Visualizations | Graphs and Charts
These include statistical and scientific graphics drawn using data collected by our rich network of River Gauge Stations. Typically, although every chart and graph is unique in it's own way, all charts and graphs you are likely to interact with in this website have a general look and feel as highlighted below.
- Inputs - These are data parameter options used to dynamicallly refresh graphics based on selected criteria. The input choices have been robustically linked to automatically adjust accordingly.
- y-axis - Data variable plotted on the positive vertical axis of cartesian plane.
- x-axis - Data variable plotted on the positive horizontal axis of cartesian plane.
- Chart Title - A brief descriptive text detailing contents and type of the graph. Forms a very useful information information when interpreting the graphic.
- Info Box - Information panel detailing observation value at pointed position of the graph. This eliminates traditional practice of approximating values on graph.
- Flow Regions - Regions defined by water flow height thesholds for a specific river profile.

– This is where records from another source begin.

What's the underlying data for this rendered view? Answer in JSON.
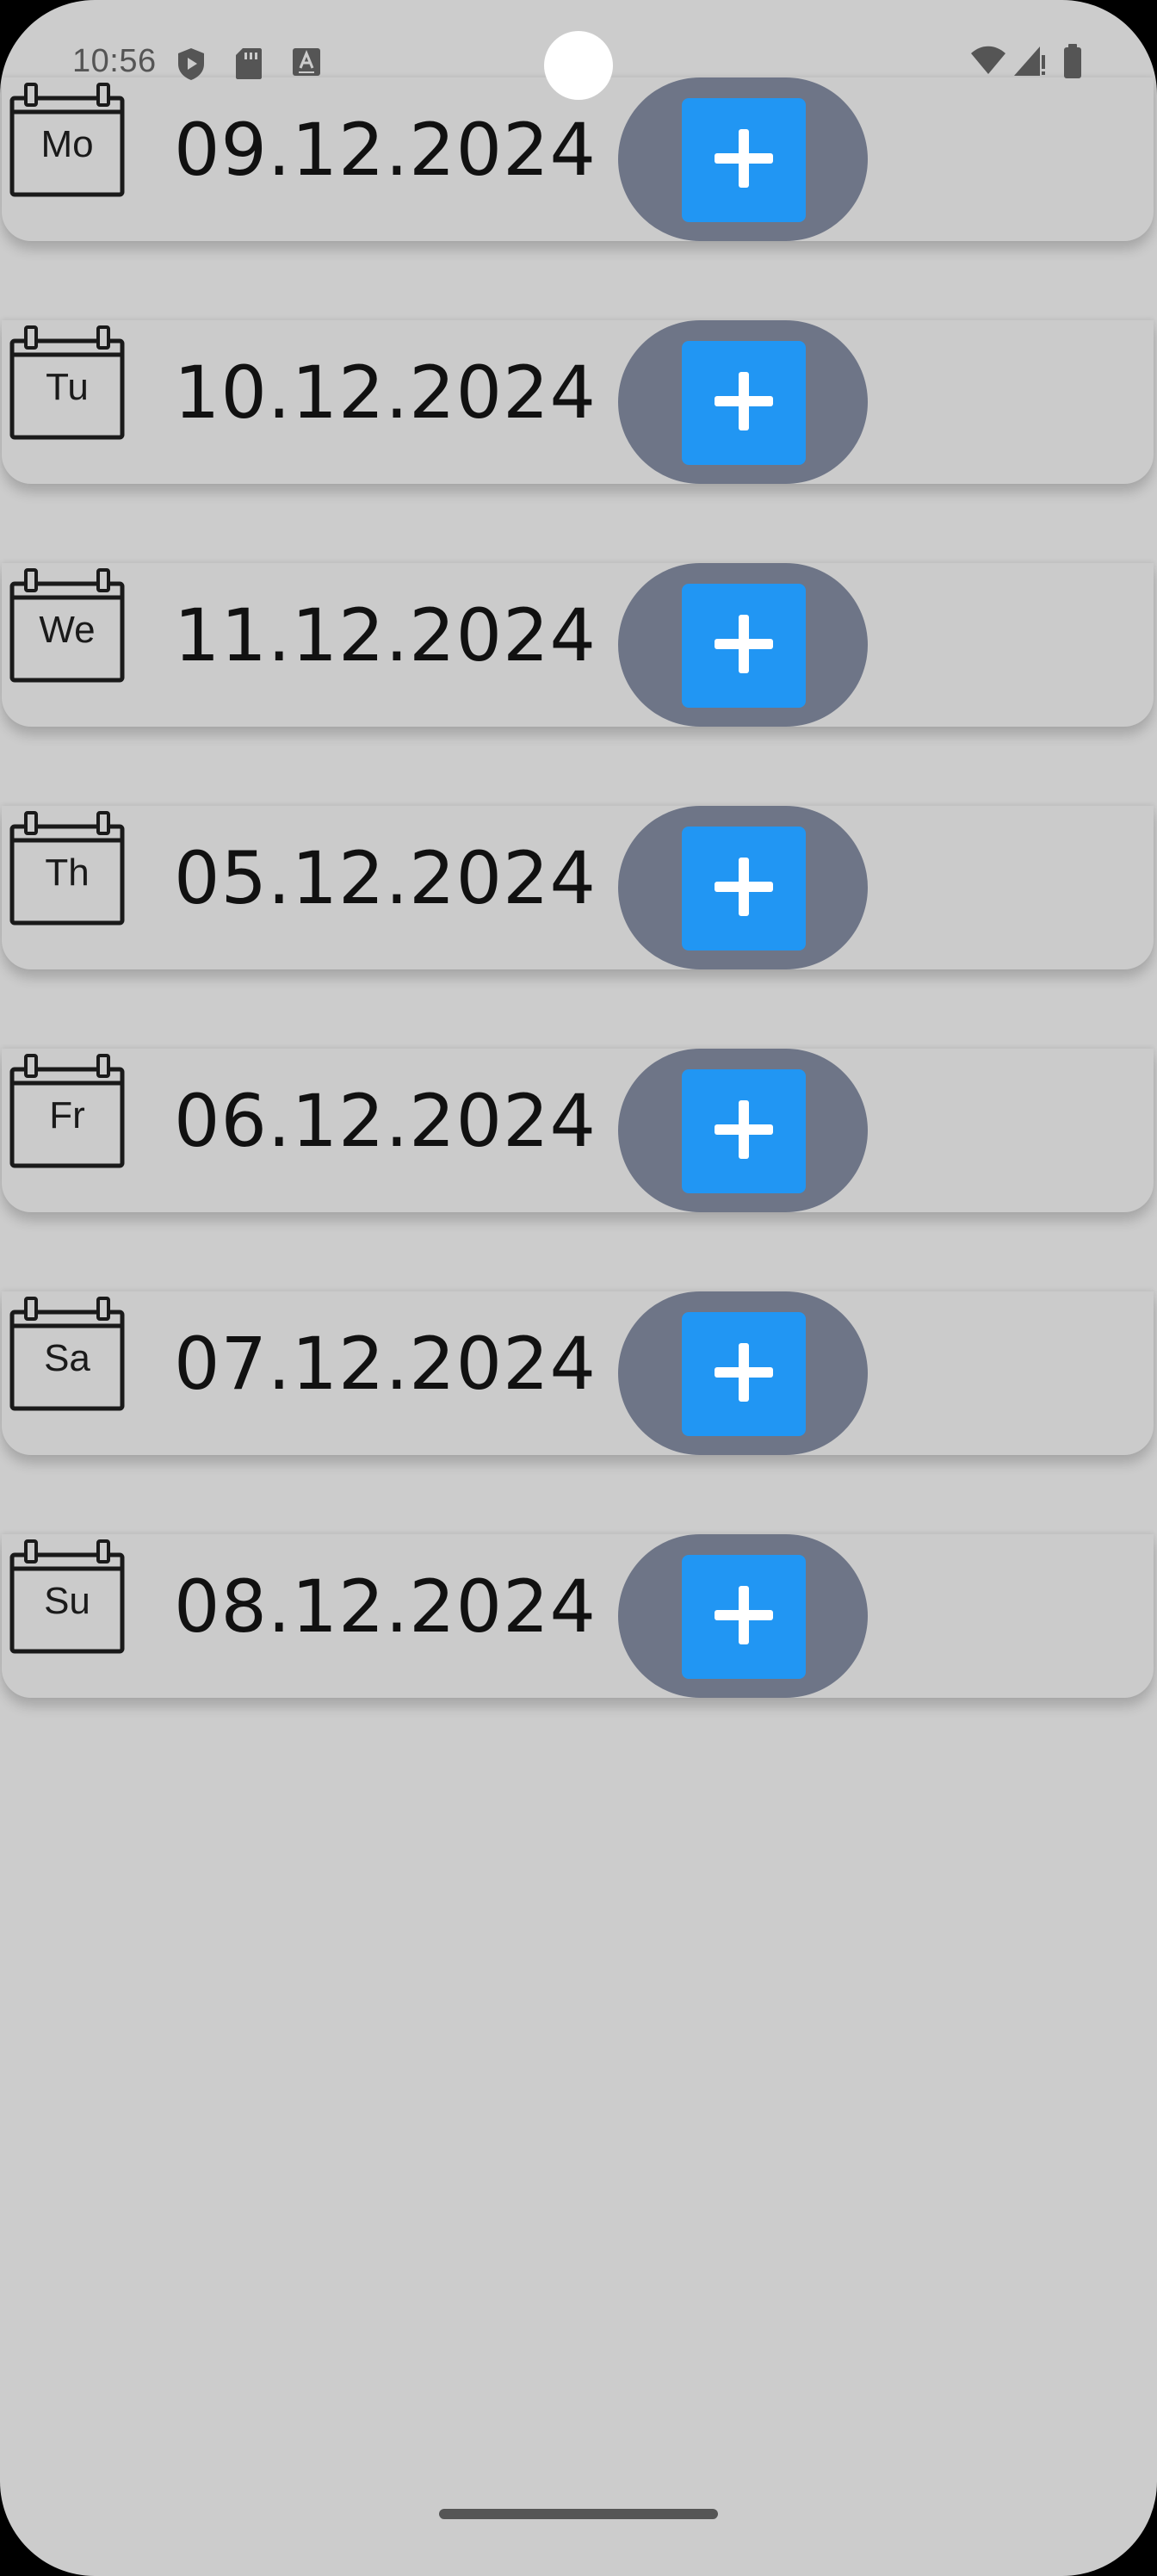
{
  "status_bar": {
    "time": "10:56",
    "left_icons": [
      "shield-play-icon",
      "sd-card-icon",
      "keyboard-a-icon"
    ],
    "right_icons": [
      "wifi-icon",
      "cellular-signal-icon",
      "battery-icon"
    ]
  },
  "days": [
    {
      "label": "Mo",
      "date": "09.12.2024",
      "icon": "calendar-icon",
      "action_icon": "plus-icon"
    },
    {
      "label": "Tu",
      "date": "10.12.2024",
      "icon": "calendar-icon",
      "action_icon": "plus-icon"
    },
    {
      "label": "We",
      "date": "11.12.2024",
      "icon": "calendar-icon",
      "action_icon": "plus-icon"
    },
    {
      "label": "Th",
      "date": "05.12.2024",
      "icon": "calendar-icon",
      "action_icon": "plus-icon"
    },
    {
      "label": "Fr",
      "date": "06.12.2024",
      "icon": "calendar-icon",
      "action_icon": "plus-icon"
    },
    {
      "label": "Sa",
      "date": "07.12.2024",
      "icon": "calendar-icon",
      "action_icon": "plus-icon"
    },
    {
      "label": "Su",
      "date": "08.12.2024",
      "icon": "calendar-icon",
      "action_icon": "plus-icon"
    }
  ],
  "colors": {
    "background": "#cccccc",
    "row_background": "#cbcbcb",
    "pill": "#6e7587",
    "add_button": "#2196f3",
    "text": "#111111"
  }
}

- Chart tools - These are toolsets included on every graph. They enable a user to zoom-in, zoom-out, move the graphic along axes, compare data points and/or save to local computer for embending on reports, journals etc.
Graphics on this website are cartegorised into three groups namely:
- Pairwise Relationship (Flow Pattern) Charts
- Univariate Distribution Charts
- Comprehensive Gallery
Pairwise Relationship (Flow Pattern) Charts
Composed of Line Graph, Heatmap, and Contour Plot.
A line graph is a very common and powerful graphic for timeseries data analysis used to document changes over time. It consists of a horizontal x-axis and a vertical y-axis. Data points are plotted and connected by a line in a "dot-to-dot" fashion. The x-axis is called the independent axis because its values do not depend on anything while y-axis is called the dependent axis because its values depend on those of the x-axis. More than one line may be plotted in the same axis as a form of comparison. Movement of the line up or down helps bring out positive and negative changes, respectively. It can also expose overall trends, to help the reader make predictions or projections for future outcomes. The key to interpreting a line graph is to look at the title and the labels, especially if there is a legend. Interpreting a line graph data is:
- Making sense of the given data
- Answering queries about the data
- Making predictions on trends
- Finding value of one variable given the value of the other and so on.
The line graph above shows pattern and trend of water flow height of Likii in 2019. It's evident that water flow was slightly above flood level threshold but gradually dropped to reserve flow in April 24. The drop lasted for five (5) days and water level rose again. This behaviour may be considered an anomaly that requires further investigation of the cause.
Heat maps are a great tool for visualizing complex statistical data. A heat map is data analysis graphic that uses a warm-to-cool color spectrum to show which parts of a data space receive the most attention. The variation in color may be by hue or intensity, giving obvious visual cues to the reader about how the phenomenon is clustered or varies over space . You can think of heatmap as a form of visual storytelling.
A heatmap gives extreme colors to extreme values so they are easily visible to the naked eye. Apart from that, it's just a matrix of numbers, no special interpretation is required. Creating a heat map helps you understand an observation behavior instantly.
The heatmap above show water level pattern for Matanya in 2019. Unshaded regions represent sections of the observation period where data wasn't relayed by monitoring sensors. A general overview of the heatmap tells that water level was below 60cm for the best part of the year except in late July where spikes were observed.
Univariate Distribution Charts
Composed of Box-and-whiskers plot, Distplot and Violin Chart.
A box-and-whisker plot is an exploratory graphic, used to show the distribution of a dataset (at a glance). They are best used at the beginning of data analysis to identify early patterns in the data. They are very useful for reporting results in clear and concise ways. One exciting thing about box plots is that they contain every measure of central tendency in a neat little package. Recall that the measures of central tendency include the mean and median. It also shows a few other pieces of data.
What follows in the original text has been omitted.